Khalid was held prisoner - in his old school.

"It is ironic, that they took me there to torture me, in the same place I used to go to school to learn. My father was actually the Principal there. They had taken over the school and made it into a torture centre. It wasn't a proper jail, I learnt later. It was a place they took you to first, before jail. To torture you. When I realised that was where we were going, I was so sad, I wanted to cry."

I pause the interview and ask gently if he wants to continue. He nods his head emphatically and continues before I can ask another question.

"I was terrified. There were 35 people taken in with me, and overall around 135 in the same room in the school as me. I remember one boy was only 12 years old. He was in prison for five days with me. His hands were bound behind him, just as mine were.

Khalid pauses and looks in my eyes. "What can he have done? He is a 12-year-old boy." I didn't have an answer. I don't know if anyone could answer that.

"After those first two days I was taken from the room to be interrogated.

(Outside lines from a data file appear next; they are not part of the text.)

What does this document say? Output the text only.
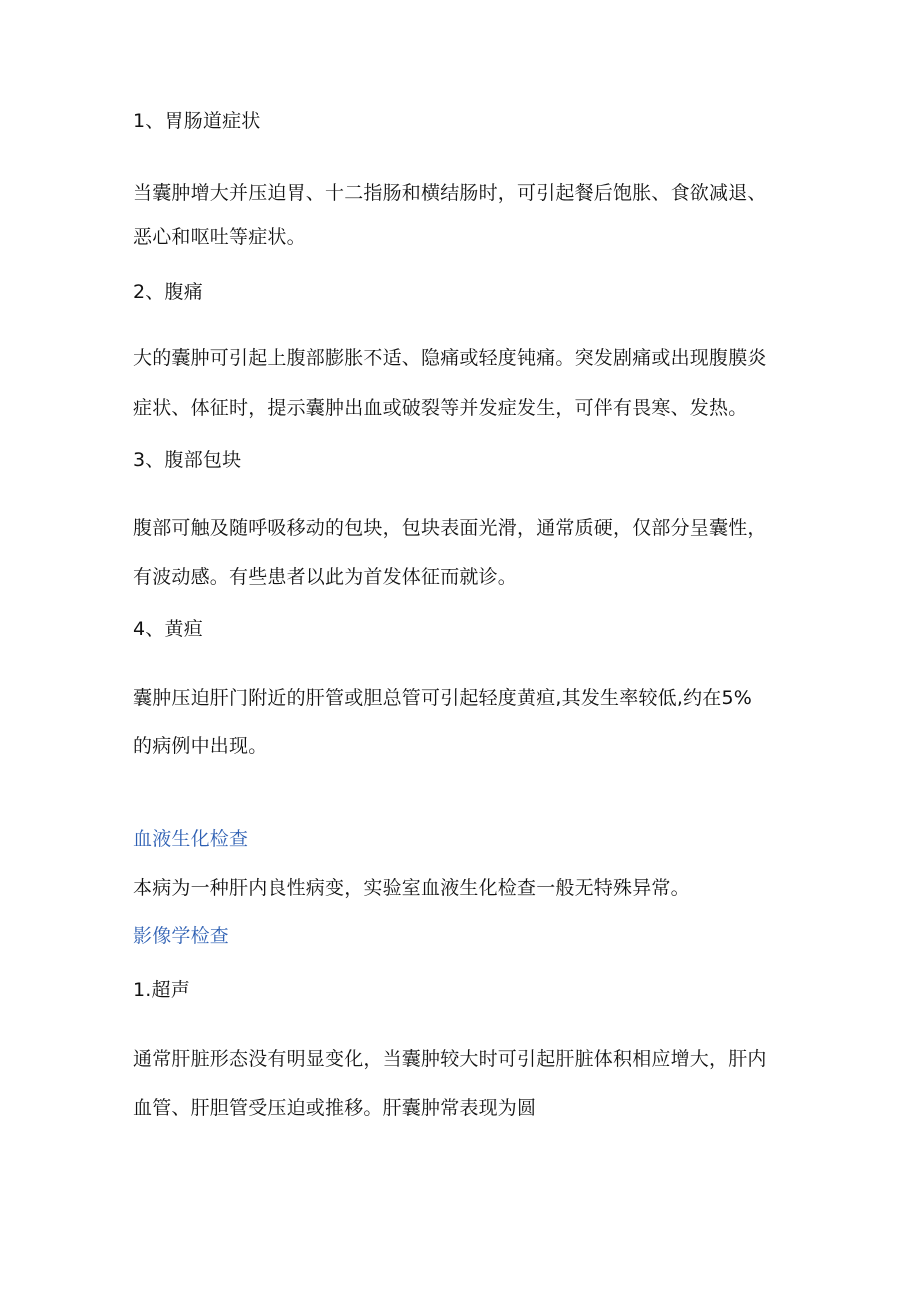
1、胃肠道症状
当囊肿增大并压迫胃、十二指肠和横结肠时，可引起餐后饱胀、食欲减退、
恶心和呕吐等症状。
2、腹痛
大的囊肿可引起上腹部膨胀不适、隐痛或轻度钝痛。突发剧痛或出现腹膜炎
症状、体征时，提示囊肿出血或破裂等并发症发生，可伴有畏寒、发热。
3、腹部包块
腹部可触及随呼吸移动的包块，包块表面光滑，通常质硬，仅部分呈囊性，
有波动感。有些患者以此为首发体征而就诊。
4、黄疸
囊肿压迫肝门附近的肝管或胆总管可引起轻度黄疸,其发生率较低,约在5%
的病例中出现。
血液生化检查
本病为一种肝内良性病变，实验室血液生化检查一般无特殊异常。
影像学检查
1.超声
通常肝脏形态没有明显变化，当囊肿较大时可引起肝脏体积相应增大，肝内
血管、肝胆管受压迫或推移。肝囊肿常表现为圆
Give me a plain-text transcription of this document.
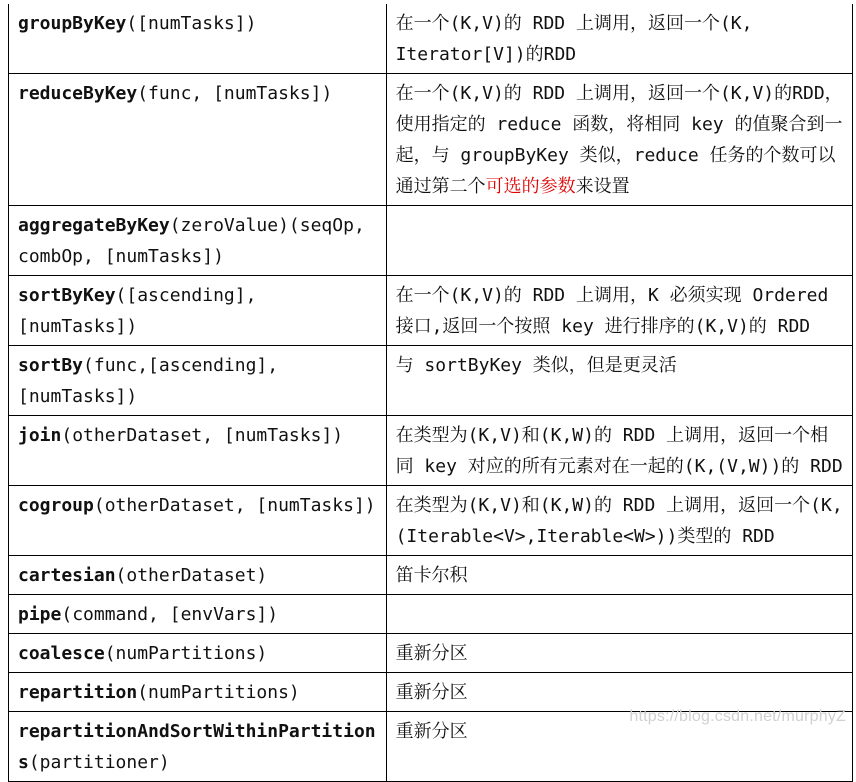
groupByKey([numTasks])	在一个(K,V)的 RDD 上调用，返回一个(K, Iterator[V])的RDD
reduceByKey(func, [numTasks])	在一个(K,V)的 RDD 上调用，返回一个(K,V)的RDD，使用指定的 reduce 函数，将相同 key 的值聚合到一起，与 groupByKey 类似，reduce 任务的个数可以通过第二个可选的参数来设置
aggregateByKey(zeroValue)(seqOp, combOp, [numTasks])	
sortByKey([ascending], [numTasks])	在一个(K,V)的 RDD 上调用，K 必须实现 Ordered 接口,返回一个按照 key 进行排序的(K,V)的 RDD
sortBy(func,[ascending], [numTasks])	与 sortByKey 类似，但是更灵活
join(otherDataset, [numTasks])	在类型为(K,V)和(K,W)的 RDD 上调用，返回一个相同 key 对应的所有元素对在一起的(K,(V,W))的 RDD
cogroup(otherDataset, [numTasks])	在类型为(K,V)和(K,W)的 RDD 上调用，返回一个(K,(Iterable<V>,Iterable<W>))类型的 RDD
cartesian(otherDataset)	笛卡尔积
pipe(command, [envVars])	
coalesce(numPartitions)	重新分区
repartition(numPartitions)	重新分区
repartitionAndSortWithinPartitions(partitioner)	重新分区
https://blog.csdn.net/murphyZ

I had not eaten anything, had no water, and was extremely weak. I was hung up - from the ceiling with rope.

They hung me up by my wrists, by the plastic ties. My feet were above the floor. I was beaten."

Khalid continues and tells me that those who held him prisoner also took turns to stub out their cigarettes on him. He shows me the scars covering his arm and chest. We talk for ages after, about his hopes for the future, what he wants to do next. He makes some jokes about football, and we all laugh. But leaving that tent, I can't forget the image of this smart and funny 15-year-old boy begging to have his wrists untied.